Washington, 482 Md. at 406-07. Similarly, we said: “In keeping with the Supreme Court’s
holding in Wardlow, we conclude that unprovoked flight in a high-crime area does not
automatically equal reasonable articulable suspicion for a Terry stop.” Id. at 407.
Thus, the rule we announced in Washington was that an unprovoked flight in a high-
crime area does not automatically equal reasonable articulable suspicion for a Terry stop,
but it remains a factor that can be considered in the totality of the circumstances analysis.
We stated that holding in terms of unprovoked flight, and we did not require the additional
element of headlong flight. To be sure, Washington was, on its facts, a case about headlong
flight, and thus there is no shortage throughout the opinion of characterizations of Mr.
Washington’s flight as such. But, as the above passages from Washington reflect, we did
not hold that something short of headlong flight in a high-crime area could never support
reasonable suspicion. Whether the flight was “headlong” or not was simply not part of
Washington’s holding.
Indeed, in Washington, we pointed to Bost v. State, 406 Md. 341 (2008), and Sizer
v. State, 456 Md. 350 (2017), observing that in both cases we had credited a defendant’s
unprovoked flight as a factor in the reasonable suspicion analysis. Washington, 482 Md. at
451. Although both cases closely examined the specific circumstances of the defendants’ 8 flight, neither Bost nor Sizer required that flight be headlong to support reasonable
suspicion, and we did not characterize the flight in those cases as “headlong.” See Bost,
406 Md. at 358-59; Sizer, 456 Md. at 372-74. And comparing the facts present in
Washington with those of Bost and Sizer, we said that
[i]n this case, because the detectives, initially, did not even stop their vehicle, much less approach [the defendant], we conclude that the unprovoked nature of the flight weighs more heavily in favor of reasonable suspicion in this case than the flight in cases such as Bost and Sizer, in which officers initially attempted to approach a defendant.
Washington, 482 Md. at 451-52.
Thus, Washington recognizes that unprovoked flight can occur in a variety of
circumstances that will affect the reasonable suspicion analysis.
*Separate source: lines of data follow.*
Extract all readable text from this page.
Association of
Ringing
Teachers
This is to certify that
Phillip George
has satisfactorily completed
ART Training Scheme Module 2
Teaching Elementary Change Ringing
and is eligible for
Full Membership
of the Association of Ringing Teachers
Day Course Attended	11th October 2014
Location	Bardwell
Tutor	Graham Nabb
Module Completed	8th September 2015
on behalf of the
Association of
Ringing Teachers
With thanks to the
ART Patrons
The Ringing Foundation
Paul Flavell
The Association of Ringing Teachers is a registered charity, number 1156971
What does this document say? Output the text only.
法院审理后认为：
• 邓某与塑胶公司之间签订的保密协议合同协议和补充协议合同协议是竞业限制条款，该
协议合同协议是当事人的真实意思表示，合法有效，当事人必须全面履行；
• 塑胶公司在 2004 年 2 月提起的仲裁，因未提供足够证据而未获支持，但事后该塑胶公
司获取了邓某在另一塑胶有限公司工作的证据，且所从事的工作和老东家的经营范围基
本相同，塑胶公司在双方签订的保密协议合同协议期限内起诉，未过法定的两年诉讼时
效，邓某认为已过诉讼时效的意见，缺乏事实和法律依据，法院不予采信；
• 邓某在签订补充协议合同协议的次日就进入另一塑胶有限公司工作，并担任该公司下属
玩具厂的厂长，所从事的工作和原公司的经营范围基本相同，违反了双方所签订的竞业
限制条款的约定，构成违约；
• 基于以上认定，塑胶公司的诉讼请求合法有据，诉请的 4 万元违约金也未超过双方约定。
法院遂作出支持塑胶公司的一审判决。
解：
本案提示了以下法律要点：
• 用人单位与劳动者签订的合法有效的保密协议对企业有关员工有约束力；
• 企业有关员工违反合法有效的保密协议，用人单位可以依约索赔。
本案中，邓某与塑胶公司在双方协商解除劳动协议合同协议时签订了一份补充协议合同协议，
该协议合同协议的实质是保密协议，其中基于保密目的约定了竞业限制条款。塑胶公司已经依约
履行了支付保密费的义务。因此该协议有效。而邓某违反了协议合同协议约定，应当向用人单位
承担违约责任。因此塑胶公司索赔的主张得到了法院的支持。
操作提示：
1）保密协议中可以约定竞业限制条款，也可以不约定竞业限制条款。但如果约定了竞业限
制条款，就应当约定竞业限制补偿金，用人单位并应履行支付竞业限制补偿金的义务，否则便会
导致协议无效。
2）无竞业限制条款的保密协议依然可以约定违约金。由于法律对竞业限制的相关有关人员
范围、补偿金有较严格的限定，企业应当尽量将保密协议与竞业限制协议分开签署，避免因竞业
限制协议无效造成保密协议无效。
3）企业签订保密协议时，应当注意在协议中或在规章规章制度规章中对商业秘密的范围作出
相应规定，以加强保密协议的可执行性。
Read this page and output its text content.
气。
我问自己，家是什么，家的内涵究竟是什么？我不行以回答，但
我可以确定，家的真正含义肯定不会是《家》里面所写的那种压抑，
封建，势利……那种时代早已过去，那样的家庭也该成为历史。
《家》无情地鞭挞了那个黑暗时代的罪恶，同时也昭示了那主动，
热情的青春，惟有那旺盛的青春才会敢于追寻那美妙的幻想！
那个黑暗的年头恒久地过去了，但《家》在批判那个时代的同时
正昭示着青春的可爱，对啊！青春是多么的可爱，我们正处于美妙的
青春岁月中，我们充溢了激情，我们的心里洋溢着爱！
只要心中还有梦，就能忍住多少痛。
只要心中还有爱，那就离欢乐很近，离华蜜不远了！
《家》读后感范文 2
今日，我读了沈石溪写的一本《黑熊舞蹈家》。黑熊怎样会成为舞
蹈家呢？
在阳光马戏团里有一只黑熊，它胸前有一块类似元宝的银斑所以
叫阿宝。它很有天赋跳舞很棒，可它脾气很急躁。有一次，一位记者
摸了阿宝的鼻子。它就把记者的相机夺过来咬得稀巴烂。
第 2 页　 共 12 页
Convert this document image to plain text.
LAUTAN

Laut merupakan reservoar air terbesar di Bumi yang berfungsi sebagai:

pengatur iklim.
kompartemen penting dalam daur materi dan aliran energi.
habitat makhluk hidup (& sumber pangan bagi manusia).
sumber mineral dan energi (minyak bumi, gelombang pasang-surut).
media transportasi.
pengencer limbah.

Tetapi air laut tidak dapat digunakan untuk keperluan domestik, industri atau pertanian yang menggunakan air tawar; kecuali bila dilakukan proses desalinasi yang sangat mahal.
At one end is a person who
declines to engage with the police and goes about his business, conduct that adds no weight
to the reasonable suspicion scale. At the other end is unprovoked, headlong flight. Conduct
that falls between the two is weighed by the trial court for what it is worth. Given that
Washington emphasized the fact-specific nature of its holding, the Majority’s opinion today
should not be understood to reframe Washington as holding that it is only headlong flight
in a high crime area that can support reasonable suspicion. At bottom, whether flight can
be characterized as headlong or some other way is semantics; what is relevant is the totality
of the circumstances in each case.
Here, taken together and viewed in the light most favorable to the State, the relevant
circumstances for the reasonable suspicion analysis are these: a resident’s report of an
unfamiliar car parked for an extended period, late at night, with multiple occupants using
9 cell phones; Sgt. Muollo’s corroboration of that report on his arrival, including the out-of-
state tags; his knowledge that the beat had a meaningful level of crime; and the slow, brief
movement of the car as he approached. Weighed together, these circumstances supported a
reasonable suspicion that the occupants of the car were up to no good, but that’s not enough
to support a Terry stop. See Terry, 392 U.S. at 30.
For that reason, I would reverse the judgment of the Appellate Court of Maryland,
but because I cannot join the Majority’s reasoning, I concur in the judgment only.